Пальто, шапка, сапоги. Диктофон – в карман пальто. И еще: выкатку фотографии, ту, что сделала утром.

Пистолет? Нет, не надо.

Понадобится – руками на части разорву.

 

Мы идем по улице – тихой, совершенно пустой, покрытой свежим чистым снегом. Давно заметила: в этом городе улицы пустеют с темнотой, особенно зимой. Каким‑то образом Игорь берет меня под руку, и мне становится легче. Он что‑то рассказывает, я отвечаю – не слыша себя. Это нетрудно, этому учат. Кажется, я смеюсь. Какая все‑таки у него красивая улыбка!

Теперь налево. Похожая улица, только чуть поуже. Направо, пересекаем проспект. Поздний «Мерседес» освещает нас фарами. Направо… Здесь!

Возле знакомого подъезда – пусто. На белом, искрящемся в свете фонарей, снегу – одинокая цепочка следов. Мужских. Зато чуть дальше, прямо посреди улицы…

Кентавры! Двое, один – гнедой, со знакомой бородищей. И я впервые жалею, что не взяла оружие.

Теперь – стоп. Хлопок по лбу… Нет, это лишнее, достаточно удивленного взгляда на подъезд. Мотивация внезапной остановки – этому тоже учили. Итак: удивление, внезапное озарение (надо же, совсем забыла, нужно передать… или забрать, не важно)…

Игорь слушает весь этот бред, улыбается, кивает.

– К‑конечно, Ирина! Если не в‑возражаете, я тут п‑подожду, к‑кентаврами полюбуюсь…

Свинство оставлять приезжего человека на ночной улице наедине с кентами, но брать Игоря с собой невозможно. А если встретят выстрелами в упор?

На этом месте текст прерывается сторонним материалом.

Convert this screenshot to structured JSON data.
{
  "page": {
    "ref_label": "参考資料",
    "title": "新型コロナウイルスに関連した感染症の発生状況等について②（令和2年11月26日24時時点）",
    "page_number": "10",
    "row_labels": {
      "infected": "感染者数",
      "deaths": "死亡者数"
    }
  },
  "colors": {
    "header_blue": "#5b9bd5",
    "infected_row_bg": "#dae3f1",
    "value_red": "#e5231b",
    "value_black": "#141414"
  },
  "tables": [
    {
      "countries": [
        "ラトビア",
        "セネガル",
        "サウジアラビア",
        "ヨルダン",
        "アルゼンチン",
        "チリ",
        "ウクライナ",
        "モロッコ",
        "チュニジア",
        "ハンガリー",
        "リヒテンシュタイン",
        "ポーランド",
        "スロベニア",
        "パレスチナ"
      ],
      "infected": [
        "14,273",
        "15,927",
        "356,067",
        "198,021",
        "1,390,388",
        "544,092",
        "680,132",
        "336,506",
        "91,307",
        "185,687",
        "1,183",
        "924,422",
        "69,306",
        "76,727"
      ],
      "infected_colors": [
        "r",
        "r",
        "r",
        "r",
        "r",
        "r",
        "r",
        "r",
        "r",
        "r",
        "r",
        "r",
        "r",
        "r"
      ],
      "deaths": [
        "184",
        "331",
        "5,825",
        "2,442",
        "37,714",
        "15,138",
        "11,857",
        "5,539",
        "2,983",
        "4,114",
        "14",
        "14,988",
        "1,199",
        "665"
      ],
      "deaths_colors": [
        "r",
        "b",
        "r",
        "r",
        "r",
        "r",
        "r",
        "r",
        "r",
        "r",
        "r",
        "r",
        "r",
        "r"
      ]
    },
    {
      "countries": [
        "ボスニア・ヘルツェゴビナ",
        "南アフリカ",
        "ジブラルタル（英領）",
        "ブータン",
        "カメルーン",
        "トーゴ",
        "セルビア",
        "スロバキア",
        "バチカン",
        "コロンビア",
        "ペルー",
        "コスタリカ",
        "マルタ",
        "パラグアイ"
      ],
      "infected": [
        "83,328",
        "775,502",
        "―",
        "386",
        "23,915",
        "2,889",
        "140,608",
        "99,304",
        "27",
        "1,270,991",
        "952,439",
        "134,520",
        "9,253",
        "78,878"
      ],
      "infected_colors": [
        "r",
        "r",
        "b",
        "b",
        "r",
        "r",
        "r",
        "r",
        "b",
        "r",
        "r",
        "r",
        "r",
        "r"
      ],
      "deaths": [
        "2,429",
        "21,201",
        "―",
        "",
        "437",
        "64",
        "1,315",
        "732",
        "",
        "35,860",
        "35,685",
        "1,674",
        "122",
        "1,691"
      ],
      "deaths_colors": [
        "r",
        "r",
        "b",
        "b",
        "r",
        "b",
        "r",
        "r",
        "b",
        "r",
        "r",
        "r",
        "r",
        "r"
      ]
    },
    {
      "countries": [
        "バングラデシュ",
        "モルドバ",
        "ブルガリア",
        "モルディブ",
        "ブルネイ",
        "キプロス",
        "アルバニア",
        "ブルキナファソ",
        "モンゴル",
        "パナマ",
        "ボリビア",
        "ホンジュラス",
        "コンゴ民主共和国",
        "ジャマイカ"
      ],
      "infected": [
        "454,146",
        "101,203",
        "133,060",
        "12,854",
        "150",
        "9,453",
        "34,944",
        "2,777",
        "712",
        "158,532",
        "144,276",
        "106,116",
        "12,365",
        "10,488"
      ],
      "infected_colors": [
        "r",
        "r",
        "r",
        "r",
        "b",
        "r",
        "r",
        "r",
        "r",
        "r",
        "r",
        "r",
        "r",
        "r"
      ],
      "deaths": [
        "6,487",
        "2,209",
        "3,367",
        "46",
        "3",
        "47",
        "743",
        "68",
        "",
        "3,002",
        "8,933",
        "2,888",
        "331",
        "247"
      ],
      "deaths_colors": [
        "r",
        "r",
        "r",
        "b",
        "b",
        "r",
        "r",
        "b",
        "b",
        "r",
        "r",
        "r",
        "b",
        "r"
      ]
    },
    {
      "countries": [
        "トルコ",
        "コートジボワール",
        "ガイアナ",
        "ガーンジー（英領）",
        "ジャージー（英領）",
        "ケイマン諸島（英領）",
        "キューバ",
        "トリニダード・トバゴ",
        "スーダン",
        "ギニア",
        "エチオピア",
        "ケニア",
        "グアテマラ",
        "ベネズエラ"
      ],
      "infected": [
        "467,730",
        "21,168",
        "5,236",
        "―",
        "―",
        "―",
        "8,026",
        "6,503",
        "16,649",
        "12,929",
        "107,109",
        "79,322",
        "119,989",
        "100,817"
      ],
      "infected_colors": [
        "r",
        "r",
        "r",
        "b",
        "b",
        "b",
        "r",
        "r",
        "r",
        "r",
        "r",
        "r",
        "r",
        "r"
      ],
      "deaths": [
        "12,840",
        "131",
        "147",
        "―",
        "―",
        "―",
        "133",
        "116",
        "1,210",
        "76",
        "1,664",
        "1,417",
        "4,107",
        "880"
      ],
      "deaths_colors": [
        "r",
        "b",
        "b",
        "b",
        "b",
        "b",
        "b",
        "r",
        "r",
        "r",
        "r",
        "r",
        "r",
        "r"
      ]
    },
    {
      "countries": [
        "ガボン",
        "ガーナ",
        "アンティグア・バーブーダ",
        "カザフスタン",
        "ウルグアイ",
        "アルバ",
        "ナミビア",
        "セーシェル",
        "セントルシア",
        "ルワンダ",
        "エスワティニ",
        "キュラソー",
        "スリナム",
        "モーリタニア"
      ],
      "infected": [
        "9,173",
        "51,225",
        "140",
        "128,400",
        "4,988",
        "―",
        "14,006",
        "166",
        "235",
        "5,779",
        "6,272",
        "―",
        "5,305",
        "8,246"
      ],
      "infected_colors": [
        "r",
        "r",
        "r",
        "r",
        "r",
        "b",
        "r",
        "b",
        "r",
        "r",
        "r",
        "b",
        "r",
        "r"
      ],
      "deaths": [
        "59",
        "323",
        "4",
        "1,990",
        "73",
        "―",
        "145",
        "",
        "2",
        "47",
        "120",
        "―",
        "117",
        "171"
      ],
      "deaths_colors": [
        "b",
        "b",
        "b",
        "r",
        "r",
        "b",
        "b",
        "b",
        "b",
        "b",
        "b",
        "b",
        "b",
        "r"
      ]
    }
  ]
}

– Я быстро. Десять минут – не больше!

Ныряю в темноту подъезда… Все! Дурацкую улыбку – прочь! Первого – кто откроет. Если, конечно, это не будет гражданка Бах‑Целевская. Сучонку – по шее. А еще лучше – за шею, за яблочко, и пусть зовет своего сладенького Алика!

Знакомая дверь – уже с новым замком и новыми петлями. Зато звонок старый. Теперь встать слева, если что – не попадут.

Шаги!

Я ждала вопроса, дурацкого «Кто там?», но открыли сразу. Точнее, открыл. Гражданин Залесский – в тапочках, в спортивных штанах, старых, вздутых на коленях, в грязной майке.

– Вы?!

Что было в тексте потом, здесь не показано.